Sunday, December 29, 2024

Pretty, Twee and Hopeful: Tommy's December 2024 Top Twenty-Five Tracks

 This was the hardest year of my life. At age forty-five, I spent the year 2024 suspended in a mid-life limbo hell where my appetites ran away from me. And the bill came due. Actually all the bills came due at the same time. I owe so much to my family and my husband and my close circle of friends who helped me when I was down. They all seem to be thriving. God bless.

                             Trafalgar Square, Early Morning, Winter


So I had two previous streams of thought for the direction of this year's December playlist. The first was to go full funereal and post my collection of tracks dealing with failure and regret. Entitled FML, this audio island of misfit toys sits (presently) at one-hundred-and-seventeen tracks but this would again break the mathematical promise right after November's emotional emergency dream pop playlist which runs two-hundred plus songs.


But then I thought: seeing the backside of 2024 is a celebration and a proper soundtrack is called for! FML may represent the authentic cry of anguish throughout the year but it's no slogan nor attitude for the utter relief at a chapter that needed to close. So instead I present: Pretty, Twee and Hopeful, a collection of jangle pop, dream pop, electro-pop and indie rock that celebrates the small moments of sweetness on this Earth.

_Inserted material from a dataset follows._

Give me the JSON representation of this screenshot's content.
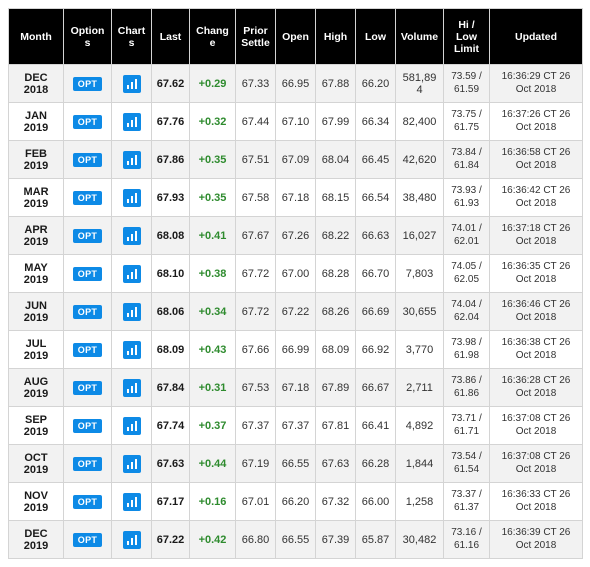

                                              Outside Hayes Library

I'm a naturally positive person but this rosy tint blinds me to flaws that everyone else sees as articles of common knowledge. I hide from ugliness and dodge conflict. But I'll often sing walking the streets of London with my chunky earphones on. There goes that crazy American! It's hard for me to discern fury in the body politic and I wonder why I get so surprised by another reactionary election in which the results are less than savory. It's hard for me to discern fury in my personal relationships too.

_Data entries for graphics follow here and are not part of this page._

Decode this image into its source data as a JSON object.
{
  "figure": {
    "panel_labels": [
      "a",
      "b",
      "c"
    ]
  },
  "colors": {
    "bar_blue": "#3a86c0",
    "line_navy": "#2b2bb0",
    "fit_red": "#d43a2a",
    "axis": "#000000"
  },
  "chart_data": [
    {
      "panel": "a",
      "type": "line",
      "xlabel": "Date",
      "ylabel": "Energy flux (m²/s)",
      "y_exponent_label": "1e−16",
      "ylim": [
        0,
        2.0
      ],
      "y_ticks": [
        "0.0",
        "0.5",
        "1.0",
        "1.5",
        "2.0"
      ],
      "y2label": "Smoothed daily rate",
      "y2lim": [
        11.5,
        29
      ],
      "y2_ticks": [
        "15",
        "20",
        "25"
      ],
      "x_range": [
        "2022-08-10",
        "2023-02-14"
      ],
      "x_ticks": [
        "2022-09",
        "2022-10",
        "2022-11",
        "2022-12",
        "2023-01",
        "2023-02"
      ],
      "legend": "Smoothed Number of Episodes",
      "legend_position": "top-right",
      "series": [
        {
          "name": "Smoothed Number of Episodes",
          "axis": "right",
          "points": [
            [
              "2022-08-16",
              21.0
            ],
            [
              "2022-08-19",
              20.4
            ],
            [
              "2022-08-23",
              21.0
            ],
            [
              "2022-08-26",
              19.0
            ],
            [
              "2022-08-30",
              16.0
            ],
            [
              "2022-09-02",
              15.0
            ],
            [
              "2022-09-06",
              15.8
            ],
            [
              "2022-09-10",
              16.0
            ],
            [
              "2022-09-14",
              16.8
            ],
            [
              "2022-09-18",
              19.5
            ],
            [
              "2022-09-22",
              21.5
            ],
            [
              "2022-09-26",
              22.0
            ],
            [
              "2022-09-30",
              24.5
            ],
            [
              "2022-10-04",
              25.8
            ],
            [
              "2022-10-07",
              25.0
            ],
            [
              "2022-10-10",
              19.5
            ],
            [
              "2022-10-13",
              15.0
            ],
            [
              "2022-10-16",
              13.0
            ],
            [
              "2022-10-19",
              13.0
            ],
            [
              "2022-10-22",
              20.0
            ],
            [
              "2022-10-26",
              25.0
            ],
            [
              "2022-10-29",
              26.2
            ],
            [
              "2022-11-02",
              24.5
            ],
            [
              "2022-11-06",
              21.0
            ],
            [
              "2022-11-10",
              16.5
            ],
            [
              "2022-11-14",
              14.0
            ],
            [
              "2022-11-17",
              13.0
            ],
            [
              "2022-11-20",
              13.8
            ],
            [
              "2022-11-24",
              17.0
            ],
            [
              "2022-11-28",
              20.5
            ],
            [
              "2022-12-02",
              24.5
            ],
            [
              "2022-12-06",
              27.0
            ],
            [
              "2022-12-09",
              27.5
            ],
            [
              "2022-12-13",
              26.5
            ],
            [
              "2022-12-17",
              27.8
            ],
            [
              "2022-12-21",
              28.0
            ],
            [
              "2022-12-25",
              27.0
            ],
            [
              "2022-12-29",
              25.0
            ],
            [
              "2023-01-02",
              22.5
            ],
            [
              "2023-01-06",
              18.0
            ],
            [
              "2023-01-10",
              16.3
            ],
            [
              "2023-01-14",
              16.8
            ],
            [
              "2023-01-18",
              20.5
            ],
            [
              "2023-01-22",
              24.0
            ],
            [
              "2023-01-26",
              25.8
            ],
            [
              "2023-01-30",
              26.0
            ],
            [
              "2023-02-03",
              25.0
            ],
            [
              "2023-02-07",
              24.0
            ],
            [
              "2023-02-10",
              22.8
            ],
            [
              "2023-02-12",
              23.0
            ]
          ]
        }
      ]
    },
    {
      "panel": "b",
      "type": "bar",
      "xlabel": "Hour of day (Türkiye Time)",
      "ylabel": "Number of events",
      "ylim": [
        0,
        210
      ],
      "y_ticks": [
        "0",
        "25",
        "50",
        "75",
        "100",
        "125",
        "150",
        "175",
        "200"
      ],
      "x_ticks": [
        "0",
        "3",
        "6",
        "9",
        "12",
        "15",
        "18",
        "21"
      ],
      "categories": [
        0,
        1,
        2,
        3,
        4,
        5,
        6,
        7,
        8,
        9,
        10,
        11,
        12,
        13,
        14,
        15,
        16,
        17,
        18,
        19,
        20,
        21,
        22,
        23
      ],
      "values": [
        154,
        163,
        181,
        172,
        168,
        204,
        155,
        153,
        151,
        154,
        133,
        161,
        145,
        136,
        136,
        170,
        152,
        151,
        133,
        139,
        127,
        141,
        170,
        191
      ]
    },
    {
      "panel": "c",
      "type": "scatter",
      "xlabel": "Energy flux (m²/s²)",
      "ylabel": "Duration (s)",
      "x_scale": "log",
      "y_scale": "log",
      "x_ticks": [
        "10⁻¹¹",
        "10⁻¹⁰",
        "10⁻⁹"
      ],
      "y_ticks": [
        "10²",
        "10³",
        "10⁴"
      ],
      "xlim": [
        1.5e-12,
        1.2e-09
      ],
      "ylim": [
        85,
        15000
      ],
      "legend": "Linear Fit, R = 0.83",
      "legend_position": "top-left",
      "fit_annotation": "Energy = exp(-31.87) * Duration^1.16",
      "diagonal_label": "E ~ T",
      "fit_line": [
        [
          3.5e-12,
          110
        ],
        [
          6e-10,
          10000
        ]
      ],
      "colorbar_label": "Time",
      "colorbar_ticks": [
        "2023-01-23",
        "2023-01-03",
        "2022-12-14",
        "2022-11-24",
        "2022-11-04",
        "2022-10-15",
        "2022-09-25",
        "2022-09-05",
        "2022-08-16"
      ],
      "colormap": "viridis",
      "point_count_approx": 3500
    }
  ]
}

But this horrid year is ending on many notes of sweetness. For the first time in my life, I am committed to seeing my therapist on a weekly basis. I've become one of those annoying stereotypes of someone who is fresh to therapy and is thus therapy's loudest promoter. I don't know if Rocky (my beloved therapist) knows what he is up against. Me: a book smart but stubborn Irish man who is a romantic and a dreamer AND a doer but also a guy who is terribly impractical and messy to live with. 


                                              Hayes Library Rose Garden
                                            


Still, other sweet notes ring. On the 20th, I received my first paycheck as a part-time librarian for my London 2.0 experience. 464 Great British Pounds and 23 pence. 583.33 in US dollars and cents. I nearly cried when I checked my account balance. To boot, everyone in my borough's library system is incredibly kind and welcoming and gay-friendly and educated and I could see myself growing within the network. The takeaway is that I've sort of fallen in love with the Brits. You may have to put in the effort but they'll make space to reach out at the appropriate time. And when they do, they revel in talk. Can't stop talking actually. Kind of like me. Actually the point of the British workplace is not success but chatting with your coworkers, those warm and stellar Britons.


I'm a worker, don't get me wrong. I love to dive in. But the British office vibe priority is all about having agreeable relations. Americans are more competitive somehow and can tolerate more friction in the workplace. Because they have a different target, different value in mind. And that's okay.


                                        Outside Petts Woods Library


I'm also writing a novel—actively—after years of fits, starts, and doubts.


And Mauricio and I have whisked ourselves away via EuroStar to a week split between Paris and Lyon. He's my sweetie and my rock and my hero.


So Merry Christmas and Happy Holidays!


Enjoy the music and please let's get together somehow for 2025.


Spotify: https://open.spotify.com/playlist/0yGiWBcXXtu7YLpEgkFOXu?si=7a9861a770644733


Apple Music: https://music.apple.com/us/playlist/pretty-twee-and-hopeful-tommys-top-twenty-five-tracks/pl.u-55D6ZNyS8px27Y


Tommy Kilduff

1 comment:

  1. I love this! Listening to it now. Thanks for sharing, Tommy. Love you.